Boris Johnson’s public persona of the ‘loveable clown’ with his dishevelled appearance and de-combed hair is now becoming a liability. He comes across increasingly as incompetent and completely out of his death and uncaring, giving contradictory and conflicting advice, being evidently poorly briefed and prepared, and unable to answer the questions that even the Tory press are posing. The government’s policy has completely reversed in the space of a week, as they realised the full horror of their original plans, and as #BoristheButcher trended on Twitter. It now turns out that far from their science-led approach, the latest restrictions on businesses and public gatherings were only instigated when the French Prime Minister Macron threatened to close the British-French border.

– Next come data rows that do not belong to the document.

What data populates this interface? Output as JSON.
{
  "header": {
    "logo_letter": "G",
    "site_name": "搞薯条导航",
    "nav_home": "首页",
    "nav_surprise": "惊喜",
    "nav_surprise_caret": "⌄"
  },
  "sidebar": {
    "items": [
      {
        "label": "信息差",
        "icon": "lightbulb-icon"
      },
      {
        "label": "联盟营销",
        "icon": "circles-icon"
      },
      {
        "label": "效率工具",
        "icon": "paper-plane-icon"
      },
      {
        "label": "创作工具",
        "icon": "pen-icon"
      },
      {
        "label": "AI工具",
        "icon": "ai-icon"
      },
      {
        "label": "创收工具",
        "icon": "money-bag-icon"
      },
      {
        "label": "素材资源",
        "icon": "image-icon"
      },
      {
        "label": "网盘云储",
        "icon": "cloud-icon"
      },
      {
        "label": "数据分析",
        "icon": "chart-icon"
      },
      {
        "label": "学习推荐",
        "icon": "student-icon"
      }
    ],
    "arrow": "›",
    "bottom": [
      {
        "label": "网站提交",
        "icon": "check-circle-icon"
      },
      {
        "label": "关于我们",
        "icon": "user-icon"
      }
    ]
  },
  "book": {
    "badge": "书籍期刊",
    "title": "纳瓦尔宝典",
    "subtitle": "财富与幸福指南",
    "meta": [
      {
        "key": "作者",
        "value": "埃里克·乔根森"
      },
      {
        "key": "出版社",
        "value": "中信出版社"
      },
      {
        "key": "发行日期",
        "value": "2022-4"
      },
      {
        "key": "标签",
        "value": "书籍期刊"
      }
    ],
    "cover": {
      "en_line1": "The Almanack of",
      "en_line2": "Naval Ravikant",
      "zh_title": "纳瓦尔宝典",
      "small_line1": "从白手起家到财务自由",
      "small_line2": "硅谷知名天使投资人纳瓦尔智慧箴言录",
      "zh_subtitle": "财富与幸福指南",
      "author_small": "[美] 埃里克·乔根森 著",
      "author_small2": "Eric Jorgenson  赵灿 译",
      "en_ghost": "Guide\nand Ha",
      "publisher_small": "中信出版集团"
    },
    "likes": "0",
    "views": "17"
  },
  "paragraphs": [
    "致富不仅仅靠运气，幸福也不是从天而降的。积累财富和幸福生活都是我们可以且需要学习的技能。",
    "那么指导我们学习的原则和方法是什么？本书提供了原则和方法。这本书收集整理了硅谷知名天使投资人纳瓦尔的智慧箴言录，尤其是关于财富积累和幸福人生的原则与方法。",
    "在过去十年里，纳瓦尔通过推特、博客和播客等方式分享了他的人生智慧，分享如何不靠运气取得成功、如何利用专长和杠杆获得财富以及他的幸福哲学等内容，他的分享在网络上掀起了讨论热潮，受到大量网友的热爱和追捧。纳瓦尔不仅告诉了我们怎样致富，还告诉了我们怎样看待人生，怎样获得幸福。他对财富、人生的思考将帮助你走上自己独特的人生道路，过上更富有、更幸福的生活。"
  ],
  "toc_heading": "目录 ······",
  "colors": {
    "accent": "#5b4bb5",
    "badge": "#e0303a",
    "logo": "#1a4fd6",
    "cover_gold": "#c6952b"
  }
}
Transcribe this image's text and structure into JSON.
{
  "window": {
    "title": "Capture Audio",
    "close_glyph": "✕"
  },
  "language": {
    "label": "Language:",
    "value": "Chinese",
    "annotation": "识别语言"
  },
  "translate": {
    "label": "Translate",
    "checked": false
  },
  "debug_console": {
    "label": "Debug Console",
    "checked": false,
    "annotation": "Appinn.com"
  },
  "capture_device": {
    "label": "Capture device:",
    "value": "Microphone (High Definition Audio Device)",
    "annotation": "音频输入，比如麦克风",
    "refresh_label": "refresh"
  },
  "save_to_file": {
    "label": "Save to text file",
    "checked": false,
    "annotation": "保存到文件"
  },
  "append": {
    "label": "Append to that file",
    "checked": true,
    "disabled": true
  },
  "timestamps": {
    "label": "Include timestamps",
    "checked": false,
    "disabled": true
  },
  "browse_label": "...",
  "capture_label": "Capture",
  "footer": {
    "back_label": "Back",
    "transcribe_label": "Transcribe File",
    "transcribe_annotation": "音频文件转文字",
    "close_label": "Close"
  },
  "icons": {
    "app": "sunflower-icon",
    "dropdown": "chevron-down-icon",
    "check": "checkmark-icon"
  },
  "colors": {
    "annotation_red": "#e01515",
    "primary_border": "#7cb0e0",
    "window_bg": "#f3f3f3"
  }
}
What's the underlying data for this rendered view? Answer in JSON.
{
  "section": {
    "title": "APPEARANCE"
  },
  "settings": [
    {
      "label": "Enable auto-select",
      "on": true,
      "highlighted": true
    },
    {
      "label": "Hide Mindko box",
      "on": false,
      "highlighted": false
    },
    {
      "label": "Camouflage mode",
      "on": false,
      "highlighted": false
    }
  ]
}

Whilst we are supposed to identify with Neville, and as our isolation at home in some respects begins to resemble his, perhaps in these times we should identify more closely with Matthias and his followers. Whilst the plague we face was not created by uncontrolled ‘Frankenstein science’, our inability to properly face and combat it is due to the elitist, neo-liberal and right-wing capitalist economic structures and austerity policies that have degraded our health and social care, and the very nature of our communities. The conceits upon which our capitalist society has been based now lay sprawled across the fountain, as Neville did, exposed as never before. Neville isn’t a superman, he isn’t immortal, and without his gimmicks he is just an ordinary man. The utopia he promised is fake, and the cure he offered doesn’t represent progress or change — and in rejecting it, Matthias refuses to go back to the status quo, acknowledging the inherent evil at its core.